Un incantevole aprile

La scuola è finita, e nonostante fuori stia piovendo abbondantemente come in pieno ottobre, si sente aria d'estate, e si contano i giorni per le tanto attese vacanze. Stamattina, svegliata prestissimo dal rumore del temporale, ho terminato Un incantevole aprile di Elizabeth von Arnim, la cui lettura è stata davvero come una piccola ma deliziosa vacanza. La trama è delicatissima, quasi impalpabile, il ritmo è sonnolento, lo stile prezioso, ma di quel prezioso che sa un po' d'antico - eppure questo libro è quasi un incantesimo, un sogno ad occhi aperti che riesce ad annullare il resto del mondo magnetizzando il lettore, assorbendo i suoi pensieri, tacitando ogni irritazione, trascinandolo dolcemente dentro le sue pagine. Il tema che sostiene la storia è estremamente facile: dal clima umido e ostile di un marzo londinese, dove la quotidianità si svolge all'insegna del senso del dovere e delle restrizioni fisiche ed emotive (siamo nel 1922), quattro donne si spostano per una vacanza imprevista in un castello ligure, sulle colline che si affacciano sul Golfo dei Poeti. 
Le quattro protagoniste nella versione cinematografica
di Mike Newell (1992)
Il sole che si rovescia sui giardini, la vista del mare scintillante e l'opulenta profusione di fiori della tenuta di San Salvatore operano sulle quattro turiste una più o meno lenta trasformazione interiore, inducendole ad accantonare i loro pregiudizi e i loro sensi di colpa. Uno dei più ricorrenti motivi della letteratura inglese - l'Italia quale luogo di abbandono e di sensualità - rifulge di bellezza in quest'opera; le descrizioni naturali sconvolgono per la loro abbondanza, e ci sembra quasi di essere travolti dalla luce del giorno che riscalda le ossa e il cuore delle protagoniste. Mrs Wilkins, la prima ideatrice del progetto della vacanza, si scioglie completamente sulle colline della Liguria tentate dagli anticipi dell'estate, e arriva persino a sentire la mancanza di un marito che a casa non riusciva più a sopportare. Mrs Fisher, l'anziana rappresentante di un'Inghilterra vittoriana ormai già morta, scura, fredda e polverosa, si sente "germogliare dappertutto", e avverte il bisogno di sentimenti di affetto e gentilezza ben distanti dalla sua usuale gelida e artefatta cortesia. Lady Caroline, letteralmente scappata in Italia per allontanarsi da famiglia, amici e ammiratori troppo insistenti, riscopre il piacere della compagnia e dell'amicizia ma soprattutto riscopre se stessa, e Rose Arbuthnot, che per i suoi dubbi, i suoi cambi d'umore e la sua repressa irrequietezza è forse il personaggio più vivido del quartetto, ringiovanisce come una pianta in primavera, riacquistando la morbidezza, il profumo, lo splendore dei suoi vent'anni. 

Anche l'accostamento della figura muliebre con la vitalità vegetale è tipico di tantissima letteratura (ne parlo in un altro post, Un libro, un giardino).
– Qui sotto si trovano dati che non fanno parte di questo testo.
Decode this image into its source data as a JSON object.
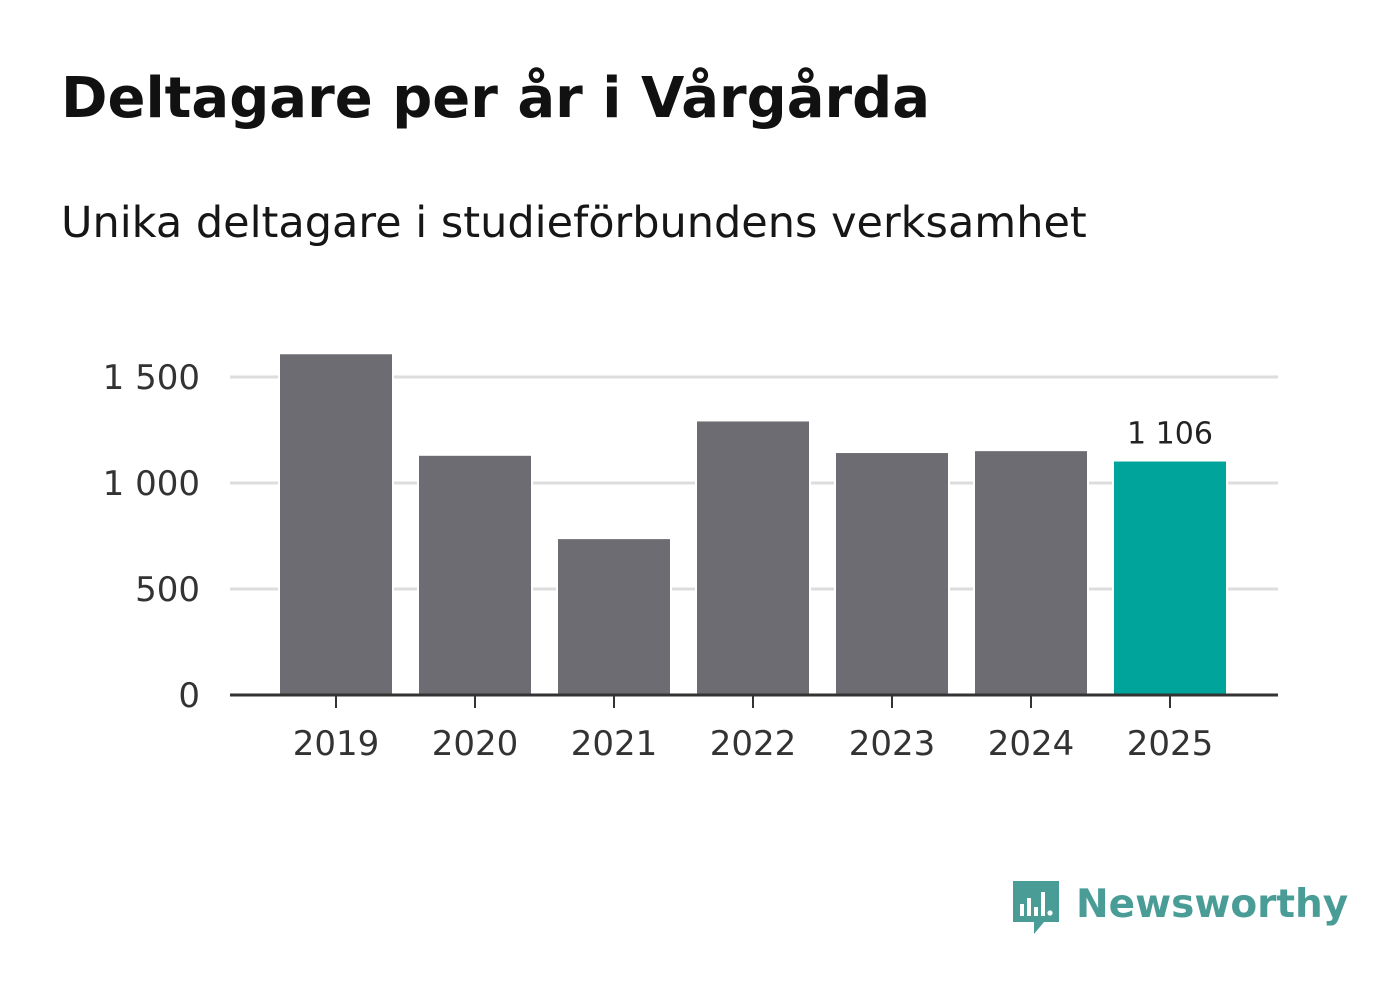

Qui questo tema è sviluppato in tutta la sua pienezza, alla ricerca dell'espressione più intima della femminilità: le corolle accese, gli steli languidi, le foglie fragranti sommerse dal calore del sole sono manifestazione delle donne che tralasciano gli usuali costumi di sobrietà e costrizione per indugiare in comportamenti allegri, affettuosi, aperti e armonici. Voglio riportare un passo davvero significativo:
«Su entrambi i lati della scalinata di pietra vi erano pervinche in fiore, e adesso [Rose] riusciva a vedere quel che la notte prima le era venuto addosso, umido e profumato, carezzandole il viso. Era glicine. [...] Il glicine ricadeva su se stesso in un accesso di vitalità, in una prodigalità di fioritura; e dove finiva il pergolato il sole splendeva su cespugli di gerani scarlatti, masse di nasturzi, calendole così accese che pareva stessero bruciando, bocche di leone rosse e rosa. [...] Oltre questo spettacolo fiammeggiante il terreno degradava a terrazze verso il mare, e ogni terrazza era un piccolo frutteto. [...] Pareva che avessero rovesciato ovunque del colore; di ogni genere, in ogni quantità, a fiumi» (traduzione italiana di L. Balacco).
Contrariamente al solito, ho scoperto questo libro grazie al film, che allo stesso modo merita di essere preso in considerazione; se è una forte mancanza il fatto di dover rinunciare alla scrittura di von Armin, trasparente e fresca come un ruscello, la versione cinematografica regala allo spettatore le stupende immagini della Liguria di tarda primavera, aiutandoci ad entrare ancora di più, se possibile, nel piccolo mondo delle quattro amiche e del loro  straordinario, incantevole aprile.